Second is yet another gem from the pen (digitally speaking) of Dr. Russell Moore. I first read Beyond a Veggie Tales Gospel: Why We Must Preach Christ from Every Text in the Spring edition of Southern Seminary’s magazine The Tie. If you have a high-speed Internet connection and want to download the entire magazine then clickhere. Here is the article’s opening two paragraphs:
Have you ever seen the episode of Veggie Tales in which the main characters are martyred by anti-Christian terrorists? You know, the one in which Bell Z. Bulb, the giant garlic demon, and Nero Caesar Salad, the tyrannical vegetable dictator, take on the heroes for their faith in Christ. Remember how it ends? Remember the cold dead eyes of Larry the cucumber behind glass, pickled for the sake of the Gospel? Remember Bob the tomato, all that remained was ketchup and seeds?
No, of course you don’t remember this episode. It doesn’t exist–and it never will. Such a concept would be rejected out of hand by the creative minds behind the popular children’s program, and the evangelical video-buying public wouldn’t hand over the cash to buy such a product. It would be considered too disturbing, too dark, for children. Instead, the Veggie Tales episodes we’ve all seen are bloodless. They take biblical stories, and biblical characters, but they mine the narrative for abstractions–timeless moral truths that can help children to be kinder, gentler, and more honest. There’s almost nothing in any episode that isn’t true. But what’s missing is Jesus.
Once you have ruminatively read those two articles, click on the following link and listen to an interesting conversationbewteen Al Mohler and Keith and Kristyn Getty. To use Mohler’s own words, the Gettys, along with Stuart Townend:
have been at the forefront of a renaissance in robust theological hymnody among evangelicals both in America and the United Kingdom.
Oh, to see the dawn
Of the darkest day:
Christ on the road to Calvary.
Tried by sinful men,
Torn and beaten, then
Nailed to a cross of wood.
This, the pow’r of the cross:
Christ became sin for us;
Took the blame, bore the wrath—
We stand forgiven at the cross.
Mohler and the Gettys discuss music’s role in worship, and how they came to be used of God in writing and singing “robust theological hymns”.
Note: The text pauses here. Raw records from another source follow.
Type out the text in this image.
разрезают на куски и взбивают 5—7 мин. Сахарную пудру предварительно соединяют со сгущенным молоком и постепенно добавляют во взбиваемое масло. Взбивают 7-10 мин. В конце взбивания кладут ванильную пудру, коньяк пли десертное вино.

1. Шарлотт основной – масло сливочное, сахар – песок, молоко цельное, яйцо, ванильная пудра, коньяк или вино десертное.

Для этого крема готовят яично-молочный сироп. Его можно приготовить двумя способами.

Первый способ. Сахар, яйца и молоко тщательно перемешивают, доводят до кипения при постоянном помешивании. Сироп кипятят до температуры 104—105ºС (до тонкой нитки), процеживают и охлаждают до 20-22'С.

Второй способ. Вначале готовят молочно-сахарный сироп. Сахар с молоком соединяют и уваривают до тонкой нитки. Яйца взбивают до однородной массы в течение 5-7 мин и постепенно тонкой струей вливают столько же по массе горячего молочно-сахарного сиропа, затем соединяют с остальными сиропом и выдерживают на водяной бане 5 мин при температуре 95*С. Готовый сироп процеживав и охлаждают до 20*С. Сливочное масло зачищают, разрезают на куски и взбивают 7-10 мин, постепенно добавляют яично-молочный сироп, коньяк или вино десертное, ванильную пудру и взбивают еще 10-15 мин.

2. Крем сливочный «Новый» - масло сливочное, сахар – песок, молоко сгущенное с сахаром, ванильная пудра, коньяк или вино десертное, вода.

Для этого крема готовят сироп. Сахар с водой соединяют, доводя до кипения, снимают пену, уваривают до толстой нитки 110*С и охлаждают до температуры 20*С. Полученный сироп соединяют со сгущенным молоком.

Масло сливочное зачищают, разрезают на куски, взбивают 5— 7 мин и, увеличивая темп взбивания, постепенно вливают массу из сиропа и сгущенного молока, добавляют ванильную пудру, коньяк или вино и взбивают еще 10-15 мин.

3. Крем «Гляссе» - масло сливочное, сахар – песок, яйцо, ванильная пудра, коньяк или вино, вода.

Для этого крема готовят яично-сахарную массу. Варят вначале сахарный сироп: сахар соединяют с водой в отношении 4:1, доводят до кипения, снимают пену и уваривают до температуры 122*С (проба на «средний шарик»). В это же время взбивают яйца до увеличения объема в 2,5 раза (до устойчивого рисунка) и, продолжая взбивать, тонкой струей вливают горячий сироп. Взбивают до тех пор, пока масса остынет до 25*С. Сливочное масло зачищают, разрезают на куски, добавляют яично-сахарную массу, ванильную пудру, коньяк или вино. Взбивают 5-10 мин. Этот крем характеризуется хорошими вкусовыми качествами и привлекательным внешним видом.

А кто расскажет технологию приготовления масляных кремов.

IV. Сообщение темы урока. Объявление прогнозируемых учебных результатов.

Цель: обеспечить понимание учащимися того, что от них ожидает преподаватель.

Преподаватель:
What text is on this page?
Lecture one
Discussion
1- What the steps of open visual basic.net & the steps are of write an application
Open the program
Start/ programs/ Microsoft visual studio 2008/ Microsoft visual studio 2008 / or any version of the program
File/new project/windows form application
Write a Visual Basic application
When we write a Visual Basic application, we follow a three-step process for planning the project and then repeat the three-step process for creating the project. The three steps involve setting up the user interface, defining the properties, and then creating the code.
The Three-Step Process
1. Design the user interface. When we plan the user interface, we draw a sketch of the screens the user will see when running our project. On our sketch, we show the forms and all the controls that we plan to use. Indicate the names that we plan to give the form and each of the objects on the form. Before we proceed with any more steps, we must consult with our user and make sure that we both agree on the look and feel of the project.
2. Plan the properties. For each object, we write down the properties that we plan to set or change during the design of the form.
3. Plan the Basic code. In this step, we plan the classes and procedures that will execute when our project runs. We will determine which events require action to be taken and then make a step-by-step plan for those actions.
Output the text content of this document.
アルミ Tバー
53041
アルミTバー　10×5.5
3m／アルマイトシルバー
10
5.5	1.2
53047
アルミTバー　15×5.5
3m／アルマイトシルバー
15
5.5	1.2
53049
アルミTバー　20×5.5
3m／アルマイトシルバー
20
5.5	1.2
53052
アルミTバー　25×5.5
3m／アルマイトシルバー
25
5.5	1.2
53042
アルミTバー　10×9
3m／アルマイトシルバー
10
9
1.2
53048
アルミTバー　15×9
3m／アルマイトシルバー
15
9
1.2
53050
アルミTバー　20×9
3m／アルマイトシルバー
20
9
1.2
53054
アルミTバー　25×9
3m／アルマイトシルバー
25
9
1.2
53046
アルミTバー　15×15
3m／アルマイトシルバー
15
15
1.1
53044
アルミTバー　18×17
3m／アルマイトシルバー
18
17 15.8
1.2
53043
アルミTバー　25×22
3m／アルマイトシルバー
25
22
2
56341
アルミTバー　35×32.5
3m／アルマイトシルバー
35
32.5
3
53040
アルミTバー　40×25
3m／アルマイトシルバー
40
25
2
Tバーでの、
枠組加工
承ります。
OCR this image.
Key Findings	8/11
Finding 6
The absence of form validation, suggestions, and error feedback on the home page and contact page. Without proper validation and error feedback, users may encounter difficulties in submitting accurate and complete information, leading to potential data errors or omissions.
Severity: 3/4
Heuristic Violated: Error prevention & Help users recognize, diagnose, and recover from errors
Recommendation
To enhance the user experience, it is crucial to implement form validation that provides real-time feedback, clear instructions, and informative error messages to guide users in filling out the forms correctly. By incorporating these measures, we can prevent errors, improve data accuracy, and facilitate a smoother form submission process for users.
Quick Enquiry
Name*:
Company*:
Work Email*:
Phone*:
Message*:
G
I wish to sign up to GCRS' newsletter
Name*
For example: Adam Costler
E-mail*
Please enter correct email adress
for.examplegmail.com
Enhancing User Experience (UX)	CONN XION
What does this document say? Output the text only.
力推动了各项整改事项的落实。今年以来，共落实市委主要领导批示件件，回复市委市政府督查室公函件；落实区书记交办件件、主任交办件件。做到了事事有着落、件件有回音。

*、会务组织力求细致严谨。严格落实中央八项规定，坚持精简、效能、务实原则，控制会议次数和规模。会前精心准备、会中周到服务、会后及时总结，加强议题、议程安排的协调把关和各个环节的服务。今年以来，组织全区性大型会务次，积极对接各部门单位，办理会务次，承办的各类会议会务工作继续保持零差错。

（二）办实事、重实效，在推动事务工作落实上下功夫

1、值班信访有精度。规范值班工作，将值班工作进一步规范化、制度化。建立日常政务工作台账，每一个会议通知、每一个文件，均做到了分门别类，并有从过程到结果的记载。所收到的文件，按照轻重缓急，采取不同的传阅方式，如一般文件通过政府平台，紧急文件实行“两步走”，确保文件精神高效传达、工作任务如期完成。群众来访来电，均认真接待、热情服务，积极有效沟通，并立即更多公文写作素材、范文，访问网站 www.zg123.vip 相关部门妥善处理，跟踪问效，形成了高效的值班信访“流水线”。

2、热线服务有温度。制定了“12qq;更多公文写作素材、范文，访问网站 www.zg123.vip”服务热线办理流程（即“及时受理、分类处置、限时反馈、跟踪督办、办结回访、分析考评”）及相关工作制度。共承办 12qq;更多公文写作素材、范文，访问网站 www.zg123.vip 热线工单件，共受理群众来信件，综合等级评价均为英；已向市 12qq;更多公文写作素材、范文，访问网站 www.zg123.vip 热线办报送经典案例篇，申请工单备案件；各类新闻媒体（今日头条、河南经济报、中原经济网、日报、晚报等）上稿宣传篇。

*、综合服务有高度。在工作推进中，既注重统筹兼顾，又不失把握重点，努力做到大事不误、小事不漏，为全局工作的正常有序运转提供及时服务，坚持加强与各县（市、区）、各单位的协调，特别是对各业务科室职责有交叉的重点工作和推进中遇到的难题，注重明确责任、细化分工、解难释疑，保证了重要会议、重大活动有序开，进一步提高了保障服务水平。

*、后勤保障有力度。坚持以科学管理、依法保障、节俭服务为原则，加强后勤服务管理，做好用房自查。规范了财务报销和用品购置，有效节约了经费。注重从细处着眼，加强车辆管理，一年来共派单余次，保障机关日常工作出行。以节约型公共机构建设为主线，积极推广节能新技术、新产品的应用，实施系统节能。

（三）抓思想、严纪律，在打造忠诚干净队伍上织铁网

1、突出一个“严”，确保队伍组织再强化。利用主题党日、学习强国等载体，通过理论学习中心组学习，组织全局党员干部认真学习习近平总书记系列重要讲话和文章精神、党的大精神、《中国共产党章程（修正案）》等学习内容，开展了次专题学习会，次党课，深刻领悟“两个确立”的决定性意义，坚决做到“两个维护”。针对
My fourth and final recommendation for some weekend reading and listening is another Al Mohler program. Back in April Dr. Mohler reviewed the popular book “The Shack”. If you are interested in reading that book, or if people are asking you about it this would be an excellent resource for you. The book sounds like heresy to me. Whether or not you have read it, listen to Mohler’s review.
If you listen to Mohler’s programs you may want to skip until the 11:00 minute mark, otherwise you will hear his review and commentary on the news. That is always good stuff as well, but it’s all old news by now.
I hope you take the time to read the linked articles and listen to the programs. You do not have to be a pastor to benefit from the above material; it’s all good stuff.